目黒なるほどねえ。たぶん全然計算しないで書いたと思うんだけど、現在と過去が微妙に交錯しているんだよね。たとえば、父親が亡くなるときの回想がある。椎名はそれほど悲しみはないんだけど、隣室から母親の嗚咽が聞こえてくるという回想。作者は嗚咽という表現はしてないけど、とても文学的なシーンだよね。
椎名何もわからずに書いていたころだからなあ。
目黒続編になるともっといい。たとえば野田さんが犬ガクを放し飼いしている挿話がとても効いているんだ。野田さんのこんな台詞がある。
「でもね、たとえガクのやつが鯉のスイコミを呑んであのとき死んでしまったとしてもね、囲いの中に鎖でつながれたまま長生きして死ぬよりも、やつ自身は満足だったんじゃないかなって思うんですよ。いまの世の中は犬にも人間にも自由の代償っていうのはやたらに重くなっているわけなんですね、きっと」。

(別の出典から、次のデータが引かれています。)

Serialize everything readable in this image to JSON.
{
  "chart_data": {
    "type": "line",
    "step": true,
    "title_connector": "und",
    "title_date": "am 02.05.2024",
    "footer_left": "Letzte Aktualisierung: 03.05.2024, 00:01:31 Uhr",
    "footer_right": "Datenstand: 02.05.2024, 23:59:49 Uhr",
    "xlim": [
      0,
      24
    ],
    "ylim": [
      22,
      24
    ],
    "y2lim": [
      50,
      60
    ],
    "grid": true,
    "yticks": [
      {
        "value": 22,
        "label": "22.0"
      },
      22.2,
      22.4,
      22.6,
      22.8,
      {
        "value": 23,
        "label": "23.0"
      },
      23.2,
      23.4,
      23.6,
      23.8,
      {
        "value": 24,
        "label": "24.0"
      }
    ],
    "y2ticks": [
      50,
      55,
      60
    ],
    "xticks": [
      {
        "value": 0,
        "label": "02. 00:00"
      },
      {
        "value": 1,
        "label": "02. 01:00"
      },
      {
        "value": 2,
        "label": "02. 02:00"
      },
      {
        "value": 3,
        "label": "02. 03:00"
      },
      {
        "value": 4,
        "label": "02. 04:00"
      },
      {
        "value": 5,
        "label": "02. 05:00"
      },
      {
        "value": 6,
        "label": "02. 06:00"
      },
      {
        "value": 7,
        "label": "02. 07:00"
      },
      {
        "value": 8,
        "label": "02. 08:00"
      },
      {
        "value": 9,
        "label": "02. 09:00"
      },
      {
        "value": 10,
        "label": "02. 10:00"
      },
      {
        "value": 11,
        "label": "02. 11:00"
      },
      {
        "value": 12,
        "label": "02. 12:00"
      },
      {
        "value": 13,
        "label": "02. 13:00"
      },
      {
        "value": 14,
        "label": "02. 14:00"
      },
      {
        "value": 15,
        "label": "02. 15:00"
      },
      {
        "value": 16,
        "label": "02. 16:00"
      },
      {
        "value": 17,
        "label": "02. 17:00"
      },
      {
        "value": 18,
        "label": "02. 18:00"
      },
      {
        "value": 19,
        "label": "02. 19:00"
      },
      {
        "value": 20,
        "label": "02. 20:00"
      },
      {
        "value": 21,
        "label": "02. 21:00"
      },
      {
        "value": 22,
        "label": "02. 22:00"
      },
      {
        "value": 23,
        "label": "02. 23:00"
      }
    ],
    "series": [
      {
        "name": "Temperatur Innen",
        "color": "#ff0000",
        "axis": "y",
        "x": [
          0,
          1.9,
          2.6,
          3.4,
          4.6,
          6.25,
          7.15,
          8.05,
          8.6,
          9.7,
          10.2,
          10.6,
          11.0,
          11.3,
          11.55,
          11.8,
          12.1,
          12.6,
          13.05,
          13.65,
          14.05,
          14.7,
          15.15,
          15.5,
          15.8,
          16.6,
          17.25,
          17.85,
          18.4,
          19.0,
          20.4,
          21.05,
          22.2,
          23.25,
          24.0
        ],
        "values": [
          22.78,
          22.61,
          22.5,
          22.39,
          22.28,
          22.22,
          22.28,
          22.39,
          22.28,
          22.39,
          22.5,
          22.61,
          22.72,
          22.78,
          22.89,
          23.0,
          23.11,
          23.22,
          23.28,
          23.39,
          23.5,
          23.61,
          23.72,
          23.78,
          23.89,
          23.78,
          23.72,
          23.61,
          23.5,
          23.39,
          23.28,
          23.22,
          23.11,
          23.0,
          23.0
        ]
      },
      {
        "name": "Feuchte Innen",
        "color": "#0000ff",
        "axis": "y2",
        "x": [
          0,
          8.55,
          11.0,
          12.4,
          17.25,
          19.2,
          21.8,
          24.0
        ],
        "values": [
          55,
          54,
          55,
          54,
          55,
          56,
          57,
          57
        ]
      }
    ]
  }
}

この挿話が効いているのは、人間岳を放し飼い、というのもヘンだけど、ようするに自由放任主義で育てることだね、そういうことに通底しているからだよ。これは初読のときに気がつかなかった。たぶん椎名は計算して書いたわけではないと思うけど。つまり、犬も人間も自由に生きるほうが断然いい、というモチーフがこの長編の底を流れているわけだ。それともう一つ、言っていい?
椎名いいよ(笑)。
目黒この小説がこんなに多くの読者を捕まえたのは。
椎名文庫版だけで二百万部。
目黒わかった(笑)。続編の単行本あとがきで、椎名はこう書いているよね。
前作『岳物語』がちょっと思わぬ評価というか判断のされかたをして、すこしあせってしまった。子育て、教育をベースにした物語というふうに一部でとられてしまったのだ。このモノガタリは、そんなものじゃなくて、オヤバカをベースにした男たちの友情物語のつもりである。
たしかに一部でそういう受け取り方をされたけど、多くの読者はもっと違う面を見ていたと思う。というのは、椎名はけっして正しい教育者ではないんだよ。立派な父親でもない。そこに惹かれたんだと思う。そうでなければ、ここまで支持されないよ。
椎名どういう意味?
目黒この父親はすごく横暴なんだ(笑)。部屋を開けてシンナーの匂いがすると、普通はこれは何だと聞くでしょ? ところがこの父親はずかずかと部屋に入って怒ってバッと窓を開けるの。もっと幼いときには、ここに座れって座らせて、バリカンで息子の頭をガーッと刈り上げる。子供の都合を何にも聞いてないんだよ(笑)。
椎名そこまではしてないだろ?
目黒面白いのはね、子供が小さいころはそれでもいいんだけど、小学校高学年くらいから親に反抗するようになるんですよ。自意識が芽生えるから。バリカンを刈ろうと思ってもイヤがるようになる。そうするとこの人は、何なんだこないだまでおとなしくバリカンで刈ってあげたのにって怒るんですよ(笑)。単純というか、ある意味ではとんでもない父親だよ。怒るというよりも右往左往するというニュアンスだけどね。そうして妻に言われたり野田さんに言われたりして、そうかオレがいけなかったのかと反省したりする。だからけっして正しい教育者ではない。犬ガクと人間岳を自由放任で育てるという面は持っているけど、そういうどこにでもいるような父親なんですよ。つまり読者にとっては、この父親は特別の存在ではなく、まるで自分を映す鏡のような存在なんだ。だからこそ、読者の胸を打ったんだと思う。